Our district calendar of events is the best way to know what’s happening in our buildings. You can come and see a play, watch a game, or volunteer. The summer is a little quieter than the school year, especially this year with some of our buildings under construction. When school starts up again the district Facebook page and district weekly email are good ways to stay up-to-date on news and events.
If you ever have questions, you can reach out to the staff in the schools, in the district office, and school board members.
You could also share a positive story or a note on social media. And don’t forget about sharing your experience with local legislators and elected officials. Tell them what’s working in our schools, and help us celebrate our success.
Why should someone consider running for school board?
It’s a great way to get involved in the community. It’s a great way to participate in decisions that make a difference in the lives of our students and their families. It’s a great way to support education and educators. If you have kids in the schools, that’s a great fit, but you don’t have to be a parent to get involved or to care about our educational outcomes.
A candidate information session will be held on Wednesday, Aug. 7, beginning at 5 p.m. at the district office. This is a great time to learn more about the school district in general, the responsibilities of a school board member, and get any of your questions answered prior to submitting your affidavit.
The district has published a packet with more information about the school board’s roles and responsibilities and the election process.
What are you most looking forward to for the school district in the coming years?

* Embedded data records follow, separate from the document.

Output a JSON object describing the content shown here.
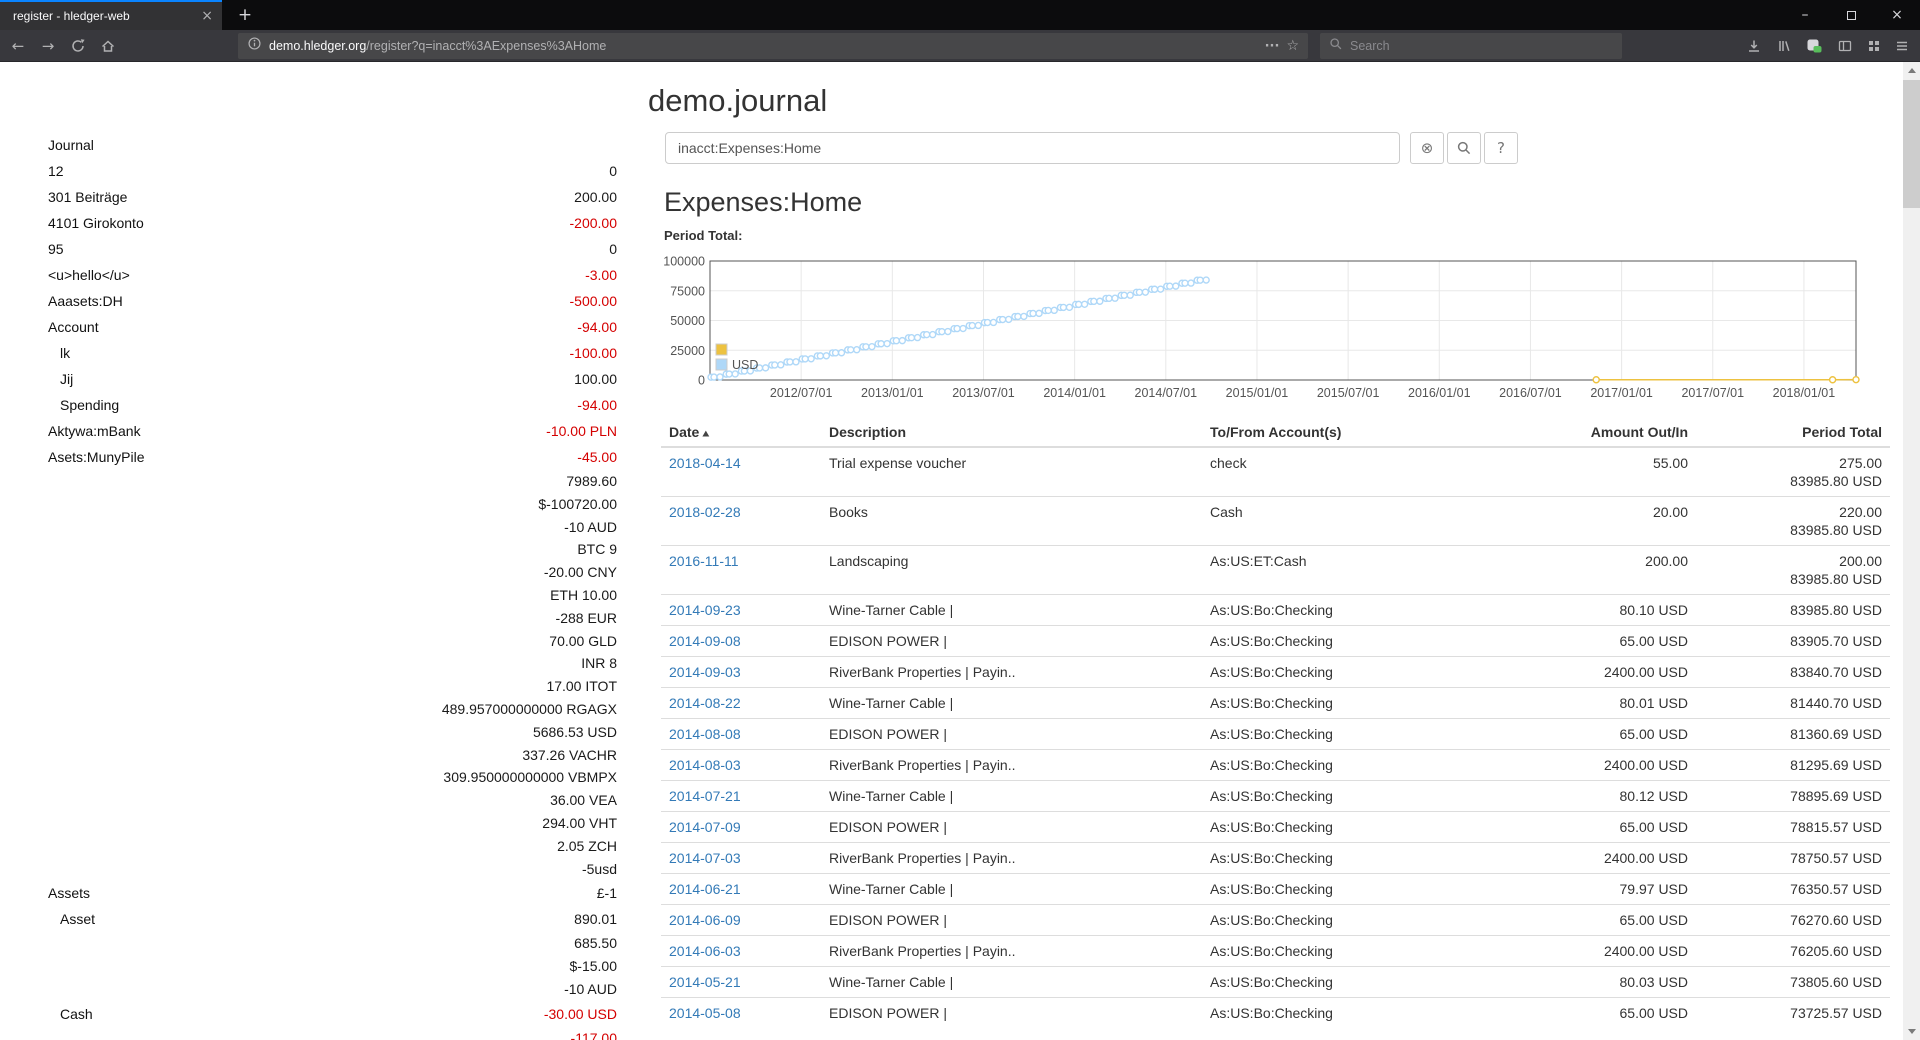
{
  "colors": {
    "negative": "#d40000",
    "link": "#337ab7",
    "tab_accent": "#0a84ff",
    "badge_green": "#58bd5b",
    "chart_yellow": "#edc240",
    "chart_blue": "#afd8f8"
  },
  "icons": {
    "tab_close": "×",
    "new_tab": "+",
    "win_minimize": "–",
    "win_close": "×",
    "back": "←",
    "forward": "→",
    "url_dots": "···",
    "star": "☆",
    "clear": "⊗",
    "help": "?",
    "sort_asc": "▲"
  },
  "browser": {
    "tab_title": "register - hledger-web",
    "url_domain": "demo.hledger.org",
    "url_path": "/register?q=inacct%3AExpenses%3AHome",
    "search_placeholder": "Search"
  },
  "page": {
    "title": "demo.journal",
    "search_value": "inacct:Expenses:Home",
    "heading": "Expenses:Home",
    "period_total_label": "Period Total:",
    "sidebar": {
      "title": "Journal",
      "items": [
        {
          "name": "12",
          "indent": 0,
          "amounts": [
            {
              "text": "0",
              "negative": false
            }
          ]
        },
        {
          "name": "301 Beiträge",
          "indent": 0,
          "amounts": [
            {
              "text": "200.00",
              "negative": false
            }
          ]
        },
        {
          "name": "4101 Girokonto",
          "indent": 0,
          "amounts": [
            {
              "text": "-200.00",
              "negative": true
            }
          ]
        },
        {
          "name": "95",
          "indent": 0,
          "amounts": [
            {
              "text": "0",
              "negative": false
            }
          ]
        },
        {
          "name": "<u>hello</u>",
          "indent": 0,
          "amounts": [
            {
              "text": "-3.00",
              "negative": true
            }
          ]
        },
        {
          "name": "Aaasets:DH",
          "indent": 0,
          "amounts": [
            {
              "text": "-500.00",
              "negative": true
            }
          ]
        },
        {
          "name": "Account",
          "indent": 0,
          "amounts": [
            {
              "text": "-94.00",
              "negative": true
            }
          ]
        },
        {
          "name": "lk",
          "indent": 1,
          "amounts": [
            {
              "text": "-100.00",
              "negative": true
            }
          ]
        },
        {
          "name": "Jij",
          "indent": 1,
          "amounts": [
            {
              "text": "100.00",
              "negative": false
            }
          ]
        },
        {
          "name": "Spending",
          "indent": 1,
          "amounts": [
            {
              "text": "-94.00",
              "negative": true
            }
          ]
        },
        {
          "name": "Aktywa:mBank",
          "indent": 0,
          "amounts": [
            {
              "text": "-10.00 PLN",
              "negative": true
            }
          ]
        },
        {
          "name": "Asets:MunyPile",
          "indent": 0,
          "amounts": [
            {
              "text": "-45.00",
              "negative": true
            }
          ]
        },
        {
          "name": "",
          "indent": 0,
          "amounts": [
            {
              "text": "7989.60",
              "negative": false
            },
            {
              "text": "$-100720.00",
              "negative": false
            },
            {
              "text": "-10 AUD",
              "negative": false
            },
            {
              "text": "BTC 9",
              "negative": false
            },
            {
              "text": "-20.00 CNY",
              "negative": false
            },
            {
              "text": "ETH 10.00",
              "negative": false
            },
            {
              "text": "-288 EUR",
              "negative": false
            },
            {
              "text": "70.00 GLD",
              "negative": false
            },
            {
              "text": "INR 8",
              "negative": false
            },
            {
              "text": "17.00 ITOT",
              "negative": false
            },
            {
              "text": "489.957000000000 RGAGX",
              "negative": false
            },
            {
              "text": "5686.53 USD",
              "negative": false
            },
            {
              "text": "337.26 VACHR",
              "negative": false
            },
            {
              "text": "309.950000000000 VBMPX",
              "negative": false
            },
            {
              "text": "36.00 VEA",
              "negative": false
            },
            {
              "text": "294.00 VHT",
              "negative": false
            },
            {
              "text": "2.05 ZCH",
              "negative": false
            },
            {
              "text": "-5usd",
              "negative": false
            }
          ]
        },
        {
          "name": "Assets",
          "indent": 0,
          "amounts": [
            {
              "text": "£-1",
              "negative": false
            }
          ]
        },
        {
          "name": "Asset",
          "indent": 1,
          "amounts": [
            {
              "text": "890.01",
              "negative": false
            }
          ]
        },
        {
          "name": "",
          "indent": 0,
          "amounts": [
            {
              "text": "685.50",
              "negative": false
            },
            {
              "text": "$-15.00",
              "negative": false
            },
            {
              "text": "-10 AUD",
              "negative": false
            }
          ]
        },
        {
          "name": "Cash",
          "indent": 1,
          "amounts": [
            {
              "text": "-30.00 USD",
              "negative": true
            }
          ]
        },
        {
          "name": "",
          "indent": 0,
          "amounts": [
            {
              "text": "-117.00",
              "negative": true
            }
          ]
        }
      ]
    },
    "register": {
      "columns": [
        "Date",
        "Description",
        "To/From Account(s)",
        "Amount Out/In",
        "Period Total"
      ],
      "rows": [
        {
          "date": "2018-04-14",
          "description": "Trial expense voucher",
          "account": "check",
          "amount": "55.00",
          "period": [
            "275.00",
            "83985.80 USD"
          ]
        },
        {
          "date": "2018-02-28",
          "description": "Books",
          "account": "Cash",
          "amount": "20.00",
          "period": [
            "220.00",
            "83985.80 USD"
          ]
        },
        {
          "date": "2016-11-11",
          "description": "Landscaping",
          "account": "As:US:ET:Cash",
          "amount": "200.00",
          "period": [
            "200.00",
            "83985.80 USD"
          ]
        },
        {
          "date": "2014-09-23",
          "description": "Wine-Tarner Cable |",
          "account": "As:US:Bo:Checking",
          "amount": "80.10 USD",
          "period": [
            "83985.80 USD"
          ]
        },
        {
          "date": "2014-09-08",
          "description": "EDISON POWER |",
          "account": "As:US:Bo:Checking",
          "amount": "65.00 USD",
          "period": [
            "83905.70 USD"
          ]
        },
        {
          "date": "2014-09-03",
          "description": "RiverBank Properties | Payin..",
          "account": "As:US:Bo:Checking",
          "amount": "2400.00 USD",
          "period": [
            "83840.70 USD"
          ]
        },
        {
          "date": "2014-08-22",
          "description": "Wine-Tarner Cable |",
          "account": "As:US:Bo:Checking",
          "amount": "80.01 USD",
          "period": [
            "81440.70 USD"
          ]
        },
        {
          "date": "2014-08-08",
          "description": "EDISON POWER |",
          "account": "As:US:Bo:Checking",
          "amount": "65.00 USD",
          "period": [
            "81360.69 USD"
          ]
        },
        {
          "date": "2014-08-03",
          "description": "RiverBank Properties | Payin..",
          "account": "As:US:Bo:Checking",
          "amount": "2400.00 USD",
          "period": [
            "81295.69 USD"
          ]
        },
        {
          "date": "2014-07-21",
          "description": "Wine-Tarner Cable |",
          "account": "As:US:Bo:Checking",
          "amount": "80.12 USD",
          "period": [
            "78895.69 USD"
          ]
        },
        {
          "date": "2014-07-09",
          "description": "EDISON POWER |",
          "account": "As:US:Bo:Checking",
          "amount": "65.00 USD",
          "period": [
            "78815.57 USD"
          ]
        },
        {
          "date": "2014-07-03",
          "description": "RiverBank Properties | Payin..",
          "account": "As:US:Bo:Checking",
          "amount": "2400.00 USD",
          "period": [
            "78750.57 USD"
          ]
        },
        {
          "date": "2014-06-21",
          "description": "Wine-Tarner Cable |",
          "account": "As:US:Bo:Checking",
          "amount": "79.97 USD",
          "period": [
            "76350.57 USD"
          ]
        },
        {
          "date": "2014-06-09",
          "description": "EDISON POWER |",
          "account": "As:US:Bo:Checking",
          "amount": "65.00 USD",
          "period": [
            "76270.60 USD"
          ]
        },
        {
          "date": "2014-06-03",
          "description": "RiverBank Properties | Payin..",
          "account": "As:US:Bo:Checking",
          "amount": "2400.00 USD",
          "period": [
            "76205.60 USD"
          ]
        },
        {
          "date": "2014-05-21",
          "description": "Wine-Tarner Cable |",
          "account": "As:US:Bo:Checking",
          "amount": "80.03 USD",
          "period": [
            "73805.60 USD"
          ]
        },
        {
          "date": "2014-05-08",
          "description": "EDISON POWER |",
          "account": "As:US:Bo:Checking",
          "amount": "65.00 USD",
          "period": [
            "73725.57 USD"
          ]
        }
      ]
    }
  },
  "chart_data": {
    "type": "line",
    "title": "Period Total:",
    "x_axis": {
      "min": "2012/01/01",
      "max": "2018/04/14",
      "ticks": [
        "2012/07/01",
        "2013/01/01",
        "2013/07/01",
        "2014/01/01",
        "2014/07/01",
        "2015/01/01",
        "2015/07/01",
        "2016/01/01",
        "2016/07/01",
        "2017/01/01",
        "2017/07/01",
        "2018/01/01"
      ]
    },
    "y_axis": {
      "min": 0,
      "max": 100000,
      "ticks": [
        0,
        25000,
        50000,
        75000,
        100000
      ]
    },
    "legend": [
      {
        "label": "",
        "color": "#edc240"
      },
      {
        "label": "USD",
        "color": "#afd8f8"
      }
    ],
    "series": [
      {
        "name": "USD",
        "color": "#afd8f8",
        "style": "line+points",
        "cumulative_monthly": {
          "start": "2012-01",
          "months": 33,
          "txns": [
            {
              "day": 3,
              "amount": 2400.0
            },
            {
              "day": 9,
              "amount": 65.0
            },
            {
              "day": 21,
              "amount": 80.0
            }
          ],
          "final_total": 83985.8
        }
      },
      {
        "name": "",
        "color": "#edc240",
        "style": "line+points",
        "points": [
          [
            "2016/11/11",
            200.0
          ],
          [
            "2018/02/28",
            220.0
          ],
          [
            "2018/04/14",
            275.0
          ]
        ]
      }
    ]
  }
}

I’m looking forward to a football game on campus at Sibley High School in the fall! My kiddo attends Heritage Middle School and I’m excited for the renovations that will take place there next year. The construction projects around the district are a result of our community support and they are an investment in our future. The new ways that we will meet student learning needs through our renovated buildings are really exciting! You can get updates on the construction projects on our district site.
Thanks to Maureen Ramirez for sharing her insights. The school board election will be on Tuesday, Nov. 5, 2019.